Nia pov
Setelah keluar dari rumah itu, aku dan Nana langsung ke rumah sakit. Karena keadaan Nana cukup membuatku khawatir.
"Nyonya tidak perlu cemas, si cantik ini baik-baik saja. Dalam satu minggu, pembekuan darah di matanya akan hilang dengan sendirinya." Jelas dokter spesialis anak tersebut.
Aku tersenyum lega sembari memeluk Nana, karena aku masih tidak menyangka jika bisa keluar dari rumah itu.
"Terimakasih, Dokter, " ucapku ramah.
"Sama-sama, Nyonya." setelah membalas, dokter itu berlalu. Karena penanganan Nana sudah selesai, aku berinisiatif mencari telepon umum, mengingat ponselku disita oleh mas Bayu selama tinggal di rumahnya, dia selalu berdalih agar aku fokus bekerja.
Meski ragu, akhirnya dengan berat hati ku hubungi mbak Ema dan mas Anton untuk menjemput ku, karena tidak ada lagi orang yang kupercaya dan ku punya selain mereka.
"Kamu kemana saja, Nia. Apa kami tahu jika kami mencari kalian kemana-mana, kami khawatir dengan kalian. "Marah mbak Ema, setelah aku dan Nana sampai di rumah, akibat kecerobohan ku, terlebih saat melihat keadaan Nana yang mengalami luka fisik, aku tahu ini memang kesalahan ku dan aku mengakui itu. Karena selama ini aku dan Nana menghilang seperti ditelan bumi, tidak ada kabar. Bahkan kami pergi tanpa pamit terlebih dahulu pada mereka
"Maafkan aku, mbak …,"ucapku tertunduk, karena omelan mbak Ema tidak hanya di sini tapi sepanjang jalan saat mereka menjemput kami, aku tahu dia tidak marah. Mbak Ema hanya menumpahkan kekesalan dan kecewanya terhadap kuku, atas apa yang aku lakukan ini.
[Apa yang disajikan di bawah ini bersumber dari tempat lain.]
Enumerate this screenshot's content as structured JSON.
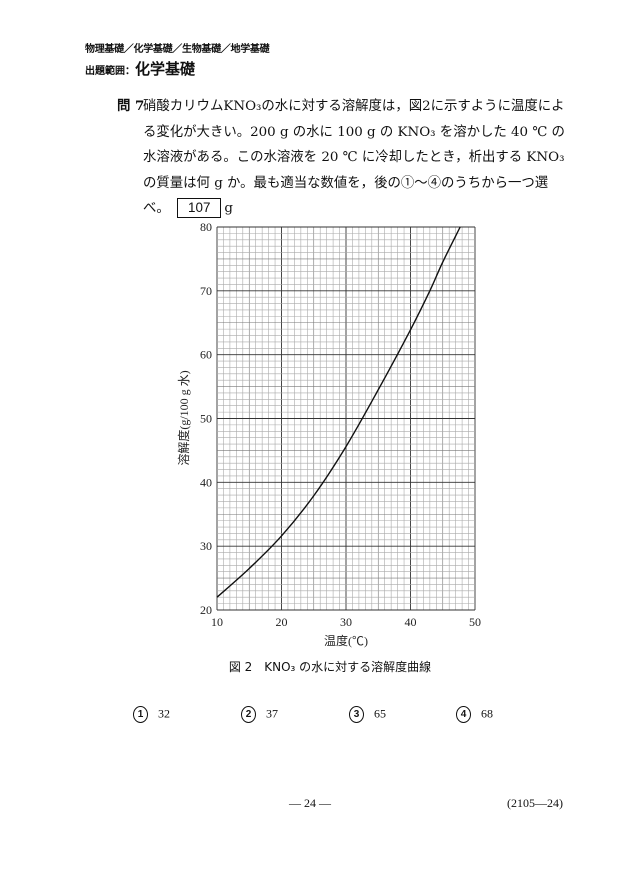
{
  "header": {
    "subjects": "物理基礎／化学基礎／生物基礎／地学基礎",
    "scope_label": "出題範囲：",
    "scope_value": "化学基礎"
  },
  "question": {
    "number": "問 7",
    "text_before_box": "硝酸カリウムKNO₃の水に対する溶解度は，図2に示すように温度による変化が大きい。200 g の水に 100 g の KNO₃ を溶かした 40 ℃ の水溶液がある。この水溶液を 20 ℃ に冷却したとき，析出する KNO₃ の質量は何 g か。最も適当な数値を，後の①～④のうちから一つ選べ。",
    "answer_box": "107",
    "unit": "g"
  },
  "chart_data": {
    "type": "line",
    "xlabel": "温度(℃)",
    "ylabel": "溶解度(g/100 g 水)",
    "xlim": [
      10,
      50
    ],
    "ylim": [
      20,
      80
    ],
    "xticks": [
      "10",
      "20",
      "30",
      "40",
      "50"
    ],
    "yticks": [
      "20",
      "30",
      "40",
      "50",
      "60",
      "70",
      "80"
    ],
    "grid": true,
    "series": [
      {
        "x": [
          10,
          15,
          20,
          25,
          30,
          35,
          40,
          43,
          45,
          47.7
        ],
        "y": [
          22,
          26.5,
          31.6,
          37.9,
          45.6,
          54.5,
          63.9,
          70,
          74.5,
          80
        ]
      }
    ],
    "line_color": "#111111"
  },
  "figure_caption": "図 2　KNO₃ の水に対する溶解度曲線",
  "choices": [
    {
      "mark": "1",
      "value": "32"
    },
    {
      "mark": "2",
      "value": "37"
    },
    {
      "mark": "3",
      "value": "65"
    },
    {
      "mark": "4",
      "value": "68"
    }
  ],
  "footer": {
    "page": "— 24 —",
    "code": "(2105—24)"
  }
}
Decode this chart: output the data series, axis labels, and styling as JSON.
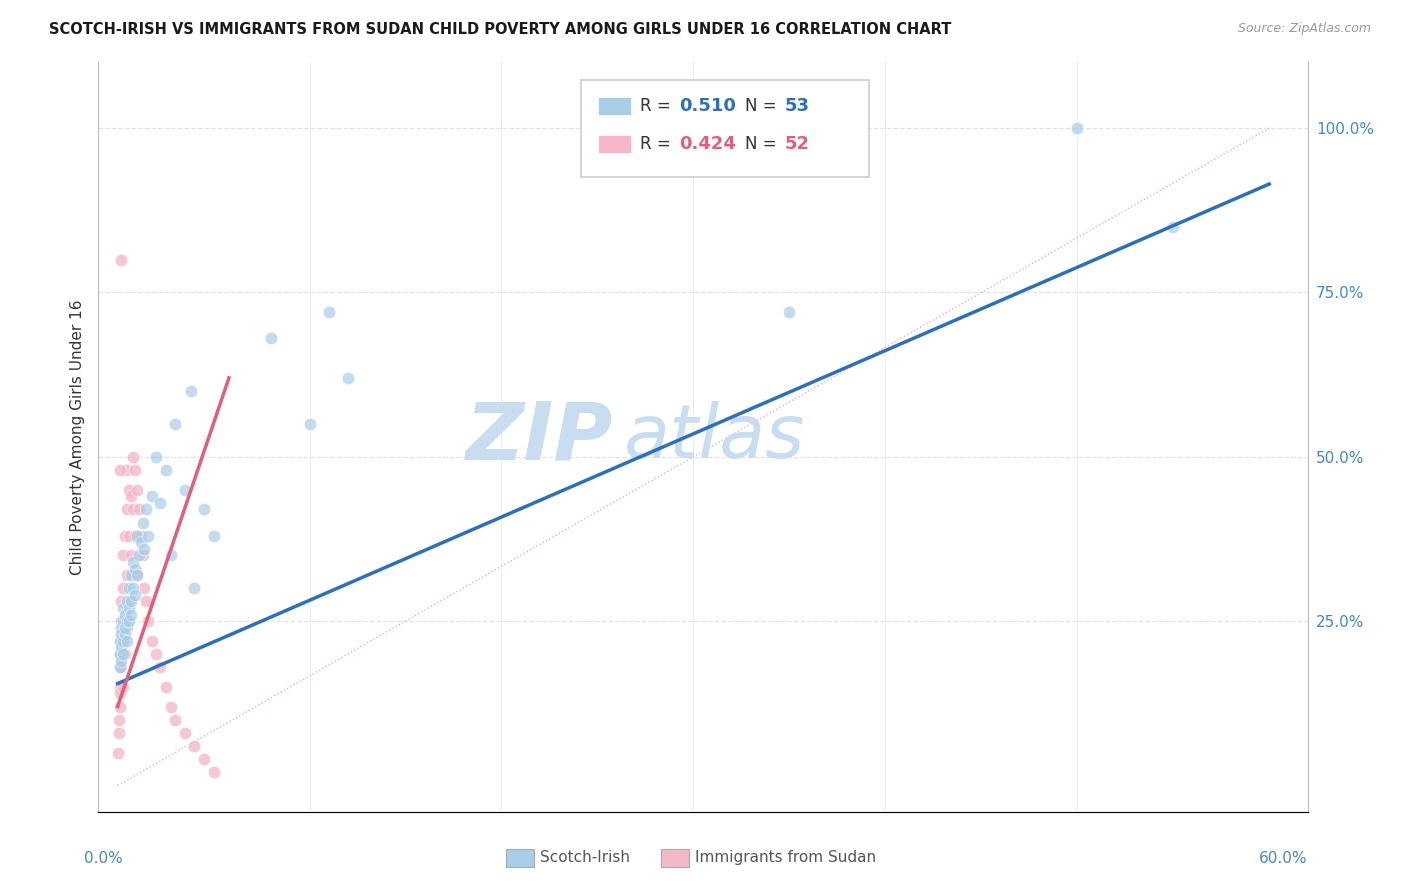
{
  "title": "SCOTCH-IRISH VS IMMIGRANTS FROM SUDAN CHILD POVERTY AMONG GIRLS UNDER 16 CORRELATION CHART",
  "source": "Source: ZipAtlas.com",
  "ylabel": "Child Poverty Among Girls Under 16",
  "legend_r1": "0.510",
  "legend_n1": "53",
  "legend_r2": "0.424",
  "legend_n2": "52",
  "blue_scatter_color": "#a8cde8",
  "pink_scatter_color": "#f5b8c8",
  "blue_line_color": "#2e6fba",
  "pink_line_color": "#e0607a",
  "ref_line_color": "#f0a0b8",
  "watermark_zip_color": "#c8ddf0",
  "watermark_atlas_color": "#c8ddf0",
  "axis_label_color": "#4488cc",
  "grid_color": "#e0e0e0",
  "title_color": "#1a1a1a",
  "source_color": "#999999",
  "legend_r_color": "#333333",
  "legend_blue_val_color": "#2e6fba",
  "legend_pink_val_color": "#e0607a",
  "bottom_legend_color": "#555555",
  "xlim_min": 0.0,
  "xlim_max": 0.6,
  "ylim_min": 0.0,
  "ylim_max": 1.05,
  "blue_line_x0": 0.0,
  "blue_line_y0": 0.155,
  "blue_line_x1": 0.6,
  "blue_line_y1": 0.915,
  "pink_line_x0": 0.0,
  "pink_line_y0": 0.12,
  "pink_line_x1": 0.058,
  "pink_line_y1": 0.62,
  "ref_line_x0": 0.0,
  "ref_line_y0": 0.0,
  "ref_line_x1": 0.6,
  "ref_line_y1": 1.0,
  "si_x": [
    0.001,
    0.001,
    0.001,
    0.002,
    0.002,
    0.002,
    0.002,
    0.003,
    0.003,
    0.003,
    0.003,
    0.004,
    0.004,
    0.004,
    0.005,
    0.005,
    0.005,
    0.006,
    0.006,
    0.006,
    0.007,
    0.007,
    0.007,
    0.008,
    0.008,
    0.009,
    0.009,
    0.01,
    0.01,
    0.011,
    0.012,
    0.013,
    0.014,
    0.015,
    0.016,
    0.018,
    0.02,
    0.022,
    0.025,
    0.028,
    0.03,
    0.035,
    0.038,
    0.04,
    0.045,
    0.05,
    0.08,
    0.1,
    0.11,
    0.12,
    0.35,
    0.5,
    0.55
  ],
  "si_y": [
    0.2,
    0.22,
    0.18,
    0.21,
    0.24,
    0.23,
    0.19,
    0.22,
    0.25,
    0.2,
    0.27,
    0.23,
    0.26,
    0.24,
    0.25,
    0.28,
    0.22,
    0.27,
    0.3,
    0.25,
    0.28,
    0.32,
    0.26,
    0.3,
    0.34,
    0.29,
    0.33,
    0.32,
    0.38,
    0.35,
    0.37,
    0.4,
    0.36,
    0.42,
    0.38,
    0.44,
    0.5,
    0.43,
    0.48,
    0.35,
    0.55,
    0.45,
    0.6,
    0.3,
    0.42,
    0.38,
    0.68,
    0.55,
    0.72,
    0.62,
    0.72,
    1.0,
    0.85
  ],
  "su_x": [
    0.0003,
    0.0005,
    0.0005,
    0.001,
    0.001,
    0.001,
    0.001,
    0.001,
    0.002,
    0.002,
    0.002,
    0.002,
    0.003,
    0.003,
    0.003,
    0.003,
    0.004,
    0.004,
    0.004,
    0.005,
    0.005,
    0.005,
    0.005,
    0.006,
    0.006,
    0.006,
    0.007,
    0.007,
    0.008,
    0.008,
    0.009,
    0.009,
    0.01,
    0.01,
    0.011,
    0.012,
    0.013,
    0.014,
    0.015,
    0.016,
    0.018,
    0.02,
    0.022,
    0.025,
    0.028,
    0.03,
    0.035,
    0.04,
    0.045,
    0.05,
    0.001,
    0.002
  ],
  "su_y": [
    0.05,
    0.1,
    0.08,
    0.12,
    0.15,
    0.18,
    0.2,
    0.14,
    0.22,
    0.25,
    0.28,
    0.18,
    0.3,
    0.35,
    0.2,
    0.15,
    0.38,
    0.25,
    0.2,
    0.42,
    0.48,
    0.32,
    0.24,
    0.45,
    0.38,
    0.28,
    0.44,
    0.35,
    0.5,
    0.42,
    0.48,
    0.38,
    0.45,
    0.32,
    0.42,
    0.38,
    0.35,
    0.3,
    0.28,
    0.25,
    0.22,
    0.2,
    0.18,
    0.15,
    0.12,
    0.1,
    0.08,
    0.06,
    0.04,
    0.02,
    0.48,
    0.8
  ]
}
Aku sendiri bingung harus mengatakan apa dan memulai dari mana, karena bagiku semuanya sudah selesai.
"Maaf katamu! Apa kau tahu kami seperti orang gila mencari kalian! Apa kau mengerti, hah … Lalu apa yang terjadi hingga Nana seperti ini! "
Mendengar cecaran mbak Ema, aku semakin tersudut. Tidak mungkin aku menjelaskan apa yang terjadi pada Nana saat ini.
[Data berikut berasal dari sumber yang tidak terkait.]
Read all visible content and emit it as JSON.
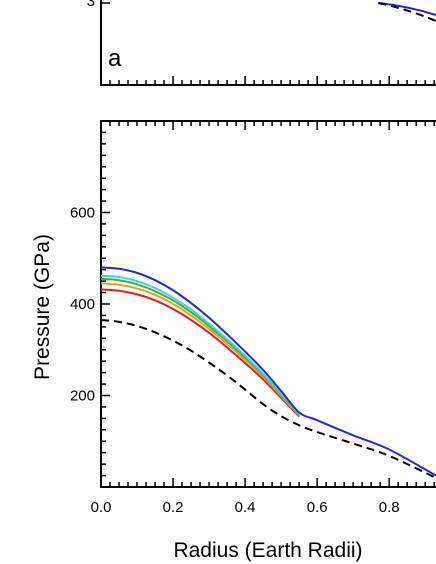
{
  "chart_data": [
    {
      "type": "line",
      "panel_label": "a",
      "ylim_tick_visible": "3",
      "note": "",
      "series": [
        {
          "color": "#1f2bd6",
          "style": "solid",
          "x": [
            0.77,
            0.93
          ],
          "y": [
            3.0,
            2.88
          ]
        },
        {
          "color": "#000000",
          "style": "dashed",
          "x": [
            0.77,
            0.93
          ],
          "y": [
            3.0,
            2.82
          ]
        }
      ]
    },
    {
      "type": "line",
      "xlabel": "Radius (Earth Radii)",
      "ylabel": "Pressure (GPa)",
      "xlim": [
        0.0,
        0.93
      ],
      "ylim": [
        0,
        800
      ],
      "xticks": [
        "0.0",
        "0.2",
        "0.4",
        "0.6",
        "0.8"
      ],
      "xtick_values": [
        0.0,
        0.2,
        0.4,
        0.6,
        0.8
      ],
      "yticks": [
        "200",
        "400",
        "600"
      ],
      "ytick_values": [
        200,
        400,
        600
      ],
      "series": [
        {
          "color": "#1f2bd6",
          "style": "solid",
          "x": [
            0.0,
            0.05,
            0.1,
            0.15,
            0.2,
            0.25,
            0.3,
            0.35,
            0.4,
            0.45,
            0.5,
            0.55,
            0.6,
            0.7,
            0.8,
            0.93
          ],
          "y": [
            480,
            477,
            468,
            452,
            430,
            402,
            370,
            334,
            296,
            256,
            210,
            163,
            146,
            113,
            82,
            25
          ]
        },
        {
          "color": "#3ed6d6",
          "style": "solid",
          "x": [
            0.0,
            0.05,
            0.1,
            0.15,
            0.2,
            0.25,
            0.3,
            0.35,
            0.4,
            0.45,
            0.5,
            0.55
          ],
          "y": [
            462,
            459,
            450,
            435,
            414,
            388,
            357,
            323,
            287,
            248,
            204,
            160
          ]
        },
        {
          "color": "#3cb43c",
          "style": "solid",
          "x": [
            0.0,
            0.05,
            0.1,
            0.15,
            0.2,
            0.25,
            0.3,
            0.35,
            0.4,
            0.45,
            0.5,
            0.55
          ],
          "y": [
            455,
            452,
            443,
            428,
            408,
            382,
            352,
            319,
            283,
            245,
            202,
            158
          ]
        },
        {
          "color": "#e8a21c",
          "style": "solid",
          "x": [
            0.0,
            0.05,
            0.1,
            0.15,
            0.2,
            0.25,
            0.3,
            0.35,
            0.4,
            0.45,
            0.5,
            0.55
          ],
          "y": [
            445,
            442,
            434,
            420,
            400,
            375,
            346,
            313,
            278,
            241,
            199,
            156
          ]
        },
        {
          "color": "#e02020",
          "style": "solid",
          "x": [
            0.0,
            0.05,
            0.1,
            0.15,
            0.2,
            0.25,
            0.3,
            0.35,
            0.4,
            0.45,
            0.5,
            0.55
          ],
          "y": [
            432,
            429,
            421,
            408,
            389,
            365,
            337,
            305,
            271,
            235,
            195,
            154
          ]
        },
        {
          "color": "#000000",
          "style": "dashed",
          "x": [
            0.0,
            0.05,
            0.1,
            0.15,
            0.2,
            0.25,
            0.3,
            0.35,
            0.4,
            0.45,
            0.5,
            0.55,
            0.6,
            0.7,
            0.8,
            0.93
          ],
          "y": [
            365,
            361,
            352,
            338,
            320,
            298,
            272,
            244,
            213,
            181,
            155,
            135,
            120,
            95,
            68,
            20
          ]
        }
      ]
    }
  ]
}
Sementara Nana berpangku manis pada mas Anton, setelah kami tiba, karena mereka memang selalu memanjakan Nana.
"Kenapa kamu hanya diam saja, Nia!" segah mbak Ema kesal, karena aku hanya diam tidak berani meloloskan satu jawaban atas pertanyaannya.
"Ooo ... Jangan katakan jika kamu bertemu dengannya."
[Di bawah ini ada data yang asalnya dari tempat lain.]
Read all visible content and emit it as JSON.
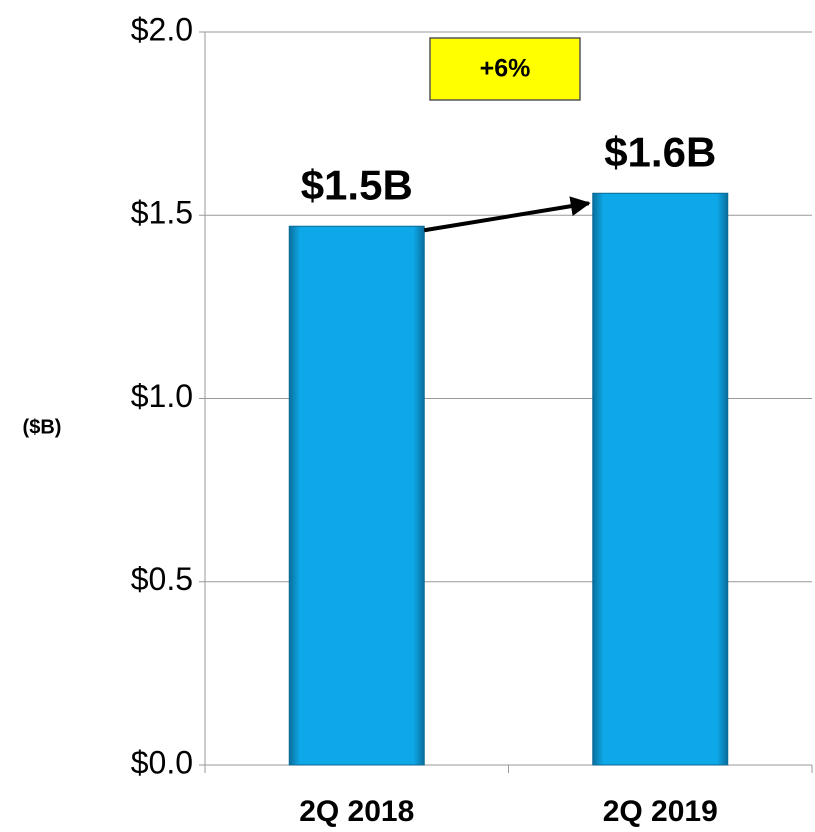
{
  "chart_data": {
    "type": "bar",
    "y_label": "($B)",
    "annotation": "+6%",
    "categories": [
      "2Q 2018",
      "2Q 2019"
    ],
    "values": [
      1.47,
      1.56
    ],
    "value_labels": [
      "$1.5B",
      "$1.6B"
    ],
    "color": "#0ea8e8",
    "ylim": [
      0,
      2
    ],
    "yticks": [
      {
        "value": 0,
        "label": "$0.0"
      },
      {
        "value": 0.5,
        "label": "$0.5"
      },
      {
        "value": 1,
        "label": "$1.0"
      },
      {
        "value": 1.5,
        "label": "$1.5"
      },
      {
        "value": 2,
        "label": "$2.0"
      }
    ],
    "grid": true
  }
}
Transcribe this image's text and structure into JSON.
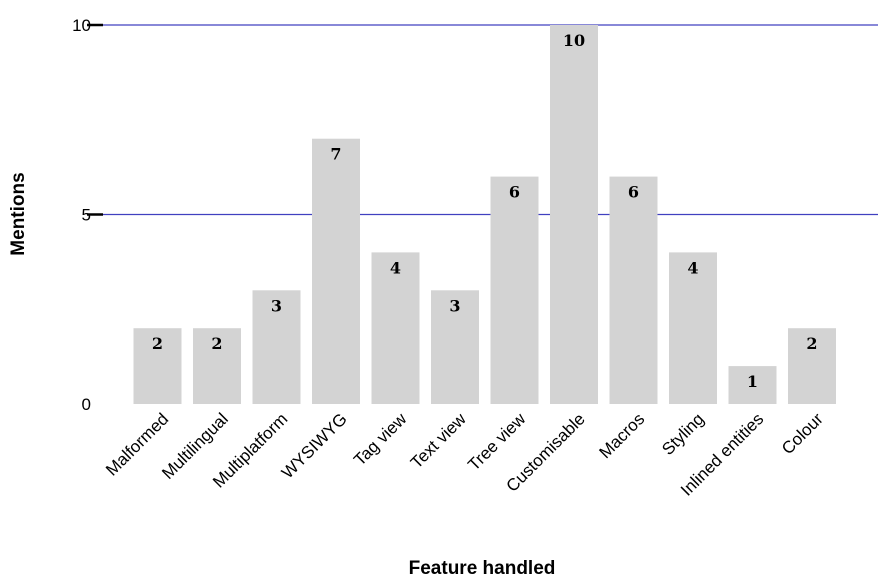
{
  "chart_data": {
    "type": "bar",
    "title": "",
    "xlabel": "Feature handled",
    "ylabel": "Mentions",
    "categories": [
      "Malformed",
      "Multilingual",
      "Multiplatform",
      "WYSIWYG",
      "Tag view",
      "Text view",
      "Tree view",
      "Customisable",
      "Macros",
      "Styling",
      "Inlined entities",
      "Colour"
    ],
    "values": [
      2,
      2,
      3,
      7,
      4,
      3,
      6,
      10,
      6,
      4,
      1,
      2
    ],
    "ylim": [
      0,
      10
    ],
    "yticks": [
      0,
      5,
      10
    ],
    "grid": true,
    "legend": "none",
    "colors": {
      "bar": "#d3d3d3",
      "gridline": "#4040c0",
      "text": "#000000"
    }
  }
}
Aku terkejut, hingga aku menatapnya.
"Kenapa, kau kaget! Jika aku tahu Bayu sudah kembali, hah! "
Lidahku benar-benar kelu untuk sekedar jujur, karena aku sadar Mas Anton pasti mengetahui semuanya, mengingat dia juga orang sukses di kota ini.
"Nana dan Mama tinggal bersama Papa selama ini, ibu."Jujur Nana, aku semakin tidak bisa berkutik. Karena kini yang menatapku dengan tajam tidak hanya mbak Ema tapi juga Mas Anton yang awalnya diam tidak berkomentar apa-apa, ternyata aduan Nana sukses membuat mereka marah besar.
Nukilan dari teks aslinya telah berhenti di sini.